Sunday brought around some winter weather, so I was pleased that I managed to tick Mount Wellington off our list in the short amount of time we were there. I visited MONA (Museum of New & Old Modern Art) what a powerful, insightful place. Thoroughly enjoyed it & it spoke 1000 words for me. Interesting and certainly very unique pieces of art. Not your typical museum that’s for sure!! We then went for lunch at Coal River Farm near Richmond, where I bought a few wooden items. We then spent the afternoon just catching up on family news and memories, which was very special & so needed!

I immediately fell in love with Hobart & was very sad to leave after just spending two days there, its a place I could happily return to.  I certainly hope to in the future.

Flying back to Sydney I continue the last week of my holiday. Can’t believe 3 weeks are nearly up, but at the same time I am looking forward to arriving back home.

 

 

Day at Tinbinbella

I spent the better part of my day wondering around the beautiful walk ways of Tinbinbella in Canberra, taking in the majestic space that surrounded me the thick bush and immense wildlife. Although I must admit I was not able to see all of the wildlife it has to offer purely because of great camouflage on the animals part, of perhaps maybe my poor animal finding eye sight, I am not sure!

However we were able to see Koalas in the Eucalyptus tree, sleeping whilst another one was quietly eating. After doing a loop walk called the Koala path , I quickly spotted a Wallaby eating food outs the trays provided by the park, who simply stared at me, the food clearly too good to give a miss. The bird life here is truly amazing and to think they are all wild. Cockatoo’s are a plenty breaking off the bark of trees & eating loads of flowers, leaves and pretty much anything else they think they can eat they will!

 

The Gippsland Water Dragon is a beautiful lizzard which we spotted sun baking on the banks of a little pond. Such a beautiful lizzard, gives our one’s back home some competition both in colour and size.

Taking a walk around various ponds not only did we hear the calls of Kookaburras along with various other bird species, we were lucky enough to keep our eyes focused on what was a stream of bubbles going around one of the ponds. Up popped a Platypus! I was delighted, despite not knowing much about these prehistoric looking creatures my instant reaction was not only to take a glimpse of this animal as he/she surfaced but to snap an image off on my camera at the same time. A success it was! To add to our growing list of spotted animals we saw two Pelicans, once again I was in absolute awe and amazement of how beautiful these birds truly are.

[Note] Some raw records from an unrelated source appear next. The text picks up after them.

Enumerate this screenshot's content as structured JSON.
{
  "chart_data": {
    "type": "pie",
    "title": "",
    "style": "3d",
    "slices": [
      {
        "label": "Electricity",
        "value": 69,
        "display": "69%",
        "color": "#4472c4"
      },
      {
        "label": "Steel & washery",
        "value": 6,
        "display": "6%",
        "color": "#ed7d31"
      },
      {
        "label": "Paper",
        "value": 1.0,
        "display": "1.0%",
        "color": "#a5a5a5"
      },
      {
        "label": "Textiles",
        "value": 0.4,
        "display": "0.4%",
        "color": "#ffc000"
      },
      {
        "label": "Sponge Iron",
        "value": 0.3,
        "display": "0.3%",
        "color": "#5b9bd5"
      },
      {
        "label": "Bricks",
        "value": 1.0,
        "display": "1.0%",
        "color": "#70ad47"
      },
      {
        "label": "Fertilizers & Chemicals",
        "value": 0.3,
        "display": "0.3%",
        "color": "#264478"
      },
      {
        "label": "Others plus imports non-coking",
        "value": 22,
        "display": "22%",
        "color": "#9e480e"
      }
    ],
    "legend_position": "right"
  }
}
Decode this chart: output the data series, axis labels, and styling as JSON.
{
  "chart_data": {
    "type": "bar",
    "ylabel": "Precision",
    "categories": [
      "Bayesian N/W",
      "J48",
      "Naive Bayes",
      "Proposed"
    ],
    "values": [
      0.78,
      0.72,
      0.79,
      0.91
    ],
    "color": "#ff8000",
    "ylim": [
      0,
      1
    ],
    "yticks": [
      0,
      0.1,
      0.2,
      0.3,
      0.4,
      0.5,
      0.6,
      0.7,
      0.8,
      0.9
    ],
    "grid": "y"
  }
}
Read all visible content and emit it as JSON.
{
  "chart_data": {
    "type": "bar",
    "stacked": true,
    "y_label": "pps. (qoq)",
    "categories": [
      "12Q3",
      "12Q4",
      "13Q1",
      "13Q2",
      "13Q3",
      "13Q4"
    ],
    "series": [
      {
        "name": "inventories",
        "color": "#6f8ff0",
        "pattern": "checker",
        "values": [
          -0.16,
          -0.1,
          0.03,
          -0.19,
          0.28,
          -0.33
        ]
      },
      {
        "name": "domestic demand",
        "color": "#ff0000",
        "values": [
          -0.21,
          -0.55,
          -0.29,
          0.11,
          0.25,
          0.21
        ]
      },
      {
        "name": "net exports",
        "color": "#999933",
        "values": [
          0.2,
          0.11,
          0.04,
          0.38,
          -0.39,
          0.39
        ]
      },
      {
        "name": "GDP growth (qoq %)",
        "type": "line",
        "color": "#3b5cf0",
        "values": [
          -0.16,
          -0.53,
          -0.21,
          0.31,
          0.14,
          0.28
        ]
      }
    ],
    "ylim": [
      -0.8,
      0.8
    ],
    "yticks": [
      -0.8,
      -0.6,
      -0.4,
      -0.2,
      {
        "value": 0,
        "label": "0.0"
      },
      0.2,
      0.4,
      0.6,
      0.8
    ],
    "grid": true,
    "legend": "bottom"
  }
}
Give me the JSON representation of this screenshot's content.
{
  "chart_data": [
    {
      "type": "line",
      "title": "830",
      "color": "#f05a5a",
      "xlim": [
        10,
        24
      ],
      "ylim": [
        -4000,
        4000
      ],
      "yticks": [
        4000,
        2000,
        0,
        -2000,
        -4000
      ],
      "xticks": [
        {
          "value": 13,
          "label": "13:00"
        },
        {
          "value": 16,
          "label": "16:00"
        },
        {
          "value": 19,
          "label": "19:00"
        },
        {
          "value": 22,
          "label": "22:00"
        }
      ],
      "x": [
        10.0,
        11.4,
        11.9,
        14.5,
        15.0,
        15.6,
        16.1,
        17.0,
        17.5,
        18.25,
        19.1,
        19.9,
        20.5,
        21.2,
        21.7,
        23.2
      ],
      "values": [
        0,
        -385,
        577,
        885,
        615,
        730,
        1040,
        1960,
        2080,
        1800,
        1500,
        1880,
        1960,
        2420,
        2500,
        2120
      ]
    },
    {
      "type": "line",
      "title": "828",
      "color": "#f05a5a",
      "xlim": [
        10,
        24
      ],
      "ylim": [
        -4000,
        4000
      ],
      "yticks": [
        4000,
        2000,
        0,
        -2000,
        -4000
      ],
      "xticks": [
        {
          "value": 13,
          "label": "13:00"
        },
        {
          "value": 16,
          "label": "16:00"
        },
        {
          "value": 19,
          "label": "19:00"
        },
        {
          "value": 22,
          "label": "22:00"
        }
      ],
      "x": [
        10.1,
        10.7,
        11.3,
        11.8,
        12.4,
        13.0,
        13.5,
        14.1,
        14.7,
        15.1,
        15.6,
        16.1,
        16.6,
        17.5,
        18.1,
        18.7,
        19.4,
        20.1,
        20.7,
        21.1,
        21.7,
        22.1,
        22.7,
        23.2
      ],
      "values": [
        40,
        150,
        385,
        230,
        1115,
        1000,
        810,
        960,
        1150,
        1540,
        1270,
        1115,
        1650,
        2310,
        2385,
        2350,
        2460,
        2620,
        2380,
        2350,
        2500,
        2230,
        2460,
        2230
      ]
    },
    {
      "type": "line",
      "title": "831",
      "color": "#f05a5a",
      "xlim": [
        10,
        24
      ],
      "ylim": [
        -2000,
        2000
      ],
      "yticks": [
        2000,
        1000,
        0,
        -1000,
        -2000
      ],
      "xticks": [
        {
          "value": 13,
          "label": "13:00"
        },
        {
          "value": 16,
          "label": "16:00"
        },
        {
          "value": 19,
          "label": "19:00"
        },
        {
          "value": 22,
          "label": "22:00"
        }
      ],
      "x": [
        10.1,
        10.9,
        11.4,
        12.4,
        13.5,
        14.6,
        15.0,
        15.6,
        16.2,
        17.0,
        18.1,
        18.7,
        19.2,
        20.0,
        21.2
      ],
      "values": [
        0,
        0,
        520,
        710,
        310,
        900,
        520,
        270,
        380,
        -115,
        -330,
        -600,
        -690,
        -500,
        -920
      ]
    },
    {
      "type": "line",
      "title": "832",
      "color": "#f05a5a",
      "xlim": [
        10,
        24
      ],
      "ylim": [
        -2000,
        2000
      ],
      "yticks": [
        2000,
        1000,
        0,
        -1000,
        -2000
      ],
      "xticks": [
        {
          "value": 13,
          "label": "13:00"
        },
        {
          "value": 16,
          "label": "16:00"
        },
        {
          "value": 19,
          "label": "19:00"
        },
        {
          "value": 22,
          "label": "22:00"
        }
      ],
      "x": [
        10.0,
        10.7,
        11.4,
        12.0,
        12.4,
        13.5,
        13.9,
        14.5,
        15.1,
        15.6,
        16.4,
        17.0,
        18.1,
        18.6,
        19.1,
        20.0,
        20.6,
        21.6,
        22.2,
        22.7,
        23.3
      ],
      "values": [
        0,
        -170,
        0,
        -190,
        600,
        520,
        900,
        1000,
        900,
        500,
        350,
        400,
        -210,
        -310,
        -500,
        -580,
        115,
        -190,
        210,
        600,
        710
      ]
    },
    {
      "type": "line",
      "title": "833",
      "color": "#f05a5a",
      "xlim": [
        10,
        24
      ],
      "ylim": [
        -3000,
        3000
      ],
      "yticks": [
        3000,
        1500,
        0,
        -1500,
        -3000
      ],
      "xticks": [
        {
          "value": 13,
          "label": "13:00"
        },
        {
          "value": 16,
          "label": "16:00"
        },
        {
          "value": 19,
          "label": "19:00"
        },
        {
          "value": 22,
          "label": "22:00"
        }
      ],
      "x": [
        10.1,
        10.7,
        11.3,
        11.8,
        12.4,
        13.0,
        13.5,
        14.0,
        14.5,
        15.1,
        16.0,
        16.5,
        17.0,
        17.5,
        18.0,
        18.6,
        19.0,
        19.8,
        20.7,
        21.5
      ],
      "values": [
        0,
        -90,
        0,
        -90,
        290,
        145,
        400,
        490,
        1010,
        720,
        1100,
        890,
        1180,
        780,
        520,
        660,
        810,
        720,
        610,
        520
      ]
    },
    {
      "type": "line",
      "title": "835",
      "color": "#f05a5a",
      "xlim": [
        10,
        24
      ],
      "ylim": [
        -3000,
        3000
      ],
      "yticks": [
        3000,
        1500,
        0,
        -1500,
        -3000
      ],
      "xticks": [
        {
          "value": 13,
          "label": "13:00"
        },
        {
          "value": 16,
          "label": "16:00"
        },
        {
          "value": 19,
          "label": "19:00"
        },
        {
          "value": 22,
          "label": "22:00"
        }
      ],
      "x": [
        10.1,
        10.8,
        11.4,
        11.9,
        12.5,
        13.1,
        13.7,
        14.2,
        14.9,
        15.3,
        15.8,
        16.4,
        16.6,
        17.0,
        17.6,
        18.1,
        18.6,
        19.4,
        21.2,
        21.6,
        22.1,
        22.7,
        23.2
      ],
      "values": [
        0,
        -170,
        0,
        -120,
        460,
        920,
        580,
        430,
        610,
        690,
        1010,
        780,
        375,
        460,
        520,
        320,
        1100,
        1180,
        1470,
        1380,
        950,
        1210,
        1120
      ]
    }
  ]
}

Lunch was calling and we stopped by a shady bench which was in the echo of a valley and had our picnic which we had assembled before departing this morning. Filling our tummy’s with great food and our souls with the silence yet fullness of the nature that surrounded us I was now in heaven! Being surrounded by nature is absolute bliss for me.

Lastly while heading home we came across a Red Belly Black Snake carefully maneuvering across the busy road, trying to avoid contact with a car’s tyre, it successfully crossed the road where it disappeared into the grasses. Magnificent sight and great way to end the trip home.

I truly enjoyed wondering around, spotting and keeping an eye open for the unexpected to pop up. A day spent with nature is a day not forgotten.